When it comes to estate planning, many people have a vested interest in making sure the maximum amount of their estate goes to their intended beneficiaries. Some also have specific intentions for how that money should be used or under what circumstances it should be distributed. Trusts are a common way California estate planners seek to write more specific criteria into their estate plan and/or limit the tax burden on their next of kin. Here are some of the types of trusts that are common in estate planning:
- Revocable/irrevocable: The designation of revocable or irrevocable signifies whether the grantor can retain the property later on if they choose. In a revocable trust, the property can be reclaimed by the grantor at any point during his or her lifetime.
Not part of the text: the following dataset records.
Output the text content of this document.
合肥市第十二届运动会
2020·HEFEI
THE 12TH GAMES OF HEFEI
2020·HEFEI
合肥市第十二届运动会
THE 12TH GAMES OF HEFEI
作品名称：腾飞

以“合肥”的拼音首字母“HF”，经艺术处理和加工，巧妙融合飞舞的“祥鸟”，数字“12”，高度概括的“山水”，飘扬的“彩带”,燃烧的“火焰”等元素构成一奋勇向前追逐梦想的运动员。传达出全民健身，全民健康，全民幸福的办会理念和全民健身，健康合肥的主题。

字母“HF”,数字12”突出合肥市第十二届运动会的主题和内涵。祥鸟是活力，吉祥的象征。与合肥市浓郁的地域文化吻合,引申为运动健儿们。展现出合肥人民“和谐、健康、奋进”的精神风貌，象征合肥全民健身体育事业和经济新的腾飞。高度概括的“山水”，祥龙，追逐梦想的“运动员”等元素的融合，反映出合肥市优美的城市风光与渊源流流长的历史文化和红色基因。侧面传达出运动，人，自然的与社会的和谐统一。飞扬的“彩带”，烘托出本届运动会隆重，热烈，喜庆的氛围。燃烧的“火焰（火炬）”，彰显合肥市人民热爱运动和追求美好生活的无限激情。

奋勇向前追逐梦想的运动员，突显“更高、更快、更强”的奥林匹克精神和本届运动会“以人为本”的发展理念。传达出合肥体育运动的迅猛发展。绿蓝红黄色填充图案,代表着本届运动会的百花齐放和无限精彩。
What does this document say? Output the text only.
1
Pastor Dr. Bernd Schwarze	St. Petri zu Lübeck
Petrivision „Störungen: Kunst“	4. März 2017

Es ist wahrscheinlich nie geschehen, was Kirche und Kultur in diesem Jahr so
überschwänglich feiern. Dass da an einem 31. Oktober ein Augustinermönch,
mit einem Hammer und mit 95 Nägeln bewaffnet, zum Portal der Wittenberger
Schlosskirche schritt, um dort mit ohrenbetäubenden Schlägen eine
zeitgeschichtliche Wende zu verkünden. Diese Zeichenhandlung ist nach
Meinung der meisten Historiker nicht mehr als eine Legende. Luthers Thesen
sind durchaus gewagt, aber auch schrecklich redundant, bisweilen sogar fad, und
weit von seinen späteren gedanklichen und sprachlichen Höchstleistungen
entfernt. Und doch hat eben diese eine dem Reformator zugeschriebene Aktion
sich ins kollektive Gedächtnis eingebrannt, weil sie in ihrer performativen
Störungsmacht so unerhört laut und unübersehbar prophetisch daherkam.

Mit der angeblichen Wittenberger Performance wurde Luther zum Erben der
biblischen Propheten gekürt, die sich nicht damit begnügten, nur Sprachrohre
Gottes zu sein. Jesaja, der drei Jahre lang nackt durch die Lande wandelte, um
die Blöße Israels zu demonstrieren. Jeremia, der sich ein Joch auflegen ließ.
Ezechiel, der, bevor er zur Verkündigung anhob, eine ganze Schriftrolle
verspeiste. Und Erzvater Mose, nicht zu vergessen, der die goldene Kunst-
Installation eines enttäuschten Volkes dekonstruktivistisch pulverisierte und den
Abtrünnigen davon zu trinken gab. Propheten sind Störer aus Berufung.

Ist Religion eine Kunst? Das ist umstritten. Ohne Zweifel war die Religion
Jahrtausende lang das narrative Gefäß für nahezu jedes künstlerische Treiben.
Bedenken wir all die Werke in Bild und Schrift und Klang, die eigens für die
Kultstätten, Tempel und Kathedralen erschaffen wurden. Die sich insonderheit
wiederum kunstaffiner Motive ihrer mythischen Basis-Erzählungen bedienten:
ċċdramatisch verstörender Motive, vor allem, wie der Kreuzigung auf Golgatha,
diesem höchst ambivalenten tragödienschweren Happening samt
Irrevocable trusts, by contrast, designate property to another in a way that cannot be reclaimed.
- Testamentary/living: This determines when and how the trust goes into effect. In a testamentary trust, the trust becomes effective as soon as the grantor dies. Once the grantor dies, a testamentary trust is irrevocable. A living trust, by contrast, is in play during the person’s lifetime and can be used to help with incapacity planning or to simplify probate.
- Grantor/non-grantor: A trust’s status as grantor or non-grantor has to do primarily with taxation. With a grant or arrangement, the grantor typically pays all taxes. Non-grantor arrangements, involve the trust itself being taxed. The exception to this is non-grantor trusts that are distributed in the same year they are contributed to.
Trust can be a very handy part of a comprehensive estate plan, providing grantors with more control over how their assets are distributed and taxed. Trust do take some work and expense to set up initially. Grantors should carefully review all options to ensure the trusts they utilize meet their needs. To do this, it is advisable to work with an experienced estate planning lawyer.